I just had to share this post from Amalah.com, not for the part about the business trip, but for the photo below the fold. It reminds me of the time we lost Luke Skywalker’s head in the garbage disposal…
I was washing Luke because he had some sort of gross, sticky, day-old gunk on his head, and as I was giving him a good scrubbing, his head popped off, and I couldn’t find it anywhere, and my son was distraught, and OMG WHAT ARE WE DOING TO DO, and husband says why did you lose his head, like I did it on purpose, and it was just a complete fucking disaster, which we promptly forgot about 4.5 seconds later.
A few days after this horrific incident, I turned on the garbage disposal, and it made this GOD AWFUL noise, and literally ground to a stop. I’m thinking, oh great, now I’ve got to call the plumber, and how much is that going to cost, and so I search the internet like a fool getting all kinds of advice on how to unstick a garbage disposal, one technique apparently requiring a broomstick and a flame-thrower. So, just as I am about to capitulate to the agony of defeat and send several hundred dollars down the non-working drain, I finally have this most amazing thought – why don’t I take that rubber thingy that covers the drain out, so I can actually see into the disposal. WOW, I fucking amaze myself sometimes!
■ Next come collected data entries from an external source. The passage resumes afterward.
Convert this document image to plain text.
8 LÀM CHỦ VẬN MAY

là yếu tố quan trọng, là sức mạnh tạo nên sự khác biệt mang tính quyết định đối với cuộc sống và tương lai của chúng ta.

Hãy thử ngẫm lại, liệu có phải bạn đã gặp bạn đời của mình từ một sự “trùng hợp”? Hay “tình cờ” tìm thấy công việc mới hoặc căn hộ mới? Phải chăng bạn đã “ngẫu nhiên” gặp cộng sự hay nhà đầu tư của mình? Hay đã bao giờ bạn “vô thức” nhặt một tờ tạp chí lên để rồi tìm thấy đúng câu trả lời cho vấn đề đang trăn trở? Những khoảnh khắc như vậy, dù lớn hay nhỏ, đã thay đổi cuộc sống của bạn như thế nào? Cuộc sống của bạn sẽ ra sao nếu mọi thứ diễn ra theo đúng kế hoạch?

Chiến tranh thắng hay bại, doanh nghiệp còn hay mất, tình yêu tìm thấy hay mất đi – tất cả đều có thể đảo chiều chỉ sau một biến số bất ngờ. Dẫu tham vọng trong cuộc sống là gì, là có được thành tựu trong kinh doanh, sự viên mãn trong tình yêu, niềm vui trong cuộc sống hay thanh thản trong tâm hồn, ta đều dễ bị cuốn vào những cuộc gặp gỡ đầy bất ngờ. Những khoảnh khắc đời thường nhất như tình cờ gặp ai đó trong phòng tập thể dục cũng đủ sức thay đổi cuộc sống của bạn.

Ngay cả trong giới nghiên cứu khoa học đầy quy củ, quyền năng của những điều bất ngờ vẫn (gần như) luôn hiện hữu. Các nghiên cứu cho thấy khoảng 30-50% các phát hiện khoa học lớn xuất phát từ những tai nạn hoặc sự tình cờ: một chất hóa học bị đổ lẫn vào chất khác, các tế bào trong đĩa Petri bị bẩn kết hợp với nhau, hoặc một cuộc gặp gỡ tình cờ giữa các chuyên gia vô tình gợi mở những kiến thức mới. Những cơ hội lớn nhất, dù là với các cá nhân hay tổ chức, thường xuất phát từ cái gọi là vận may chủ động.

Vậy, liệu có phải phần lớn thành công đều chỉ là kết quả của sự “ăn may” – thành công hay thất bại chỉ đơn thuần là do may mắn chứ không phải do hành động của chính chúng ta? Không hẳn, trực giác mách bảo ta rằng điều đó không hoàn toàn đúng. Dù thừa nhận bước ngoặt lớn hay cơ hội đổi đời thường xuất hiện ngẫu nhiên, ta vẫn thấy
I don’t know if you’ve ever removed that rubber thingy, but OMG it is disgusting! I about hurl at the sight of this brown slime on the underside of that thing, but soldier on. I stick my hand down there (no, I don’t think we turned off the power, that would have been too logical) and try to move the blades without slicing off my fingers. They give a little, and then POP, out flies Luke’s head, which looks like, and smells like, it had been chewed on by a wampa. Husband, always helpful, says “way to go,” and not like “way to save us $100 for not having to call the plumber,” but like “way to go you fractured Luke’s skull.” Not being as creative as Amy with her juice straw light sabers, I retired Luke to the rest home for unrepairable toys. We did salvage his light saber though.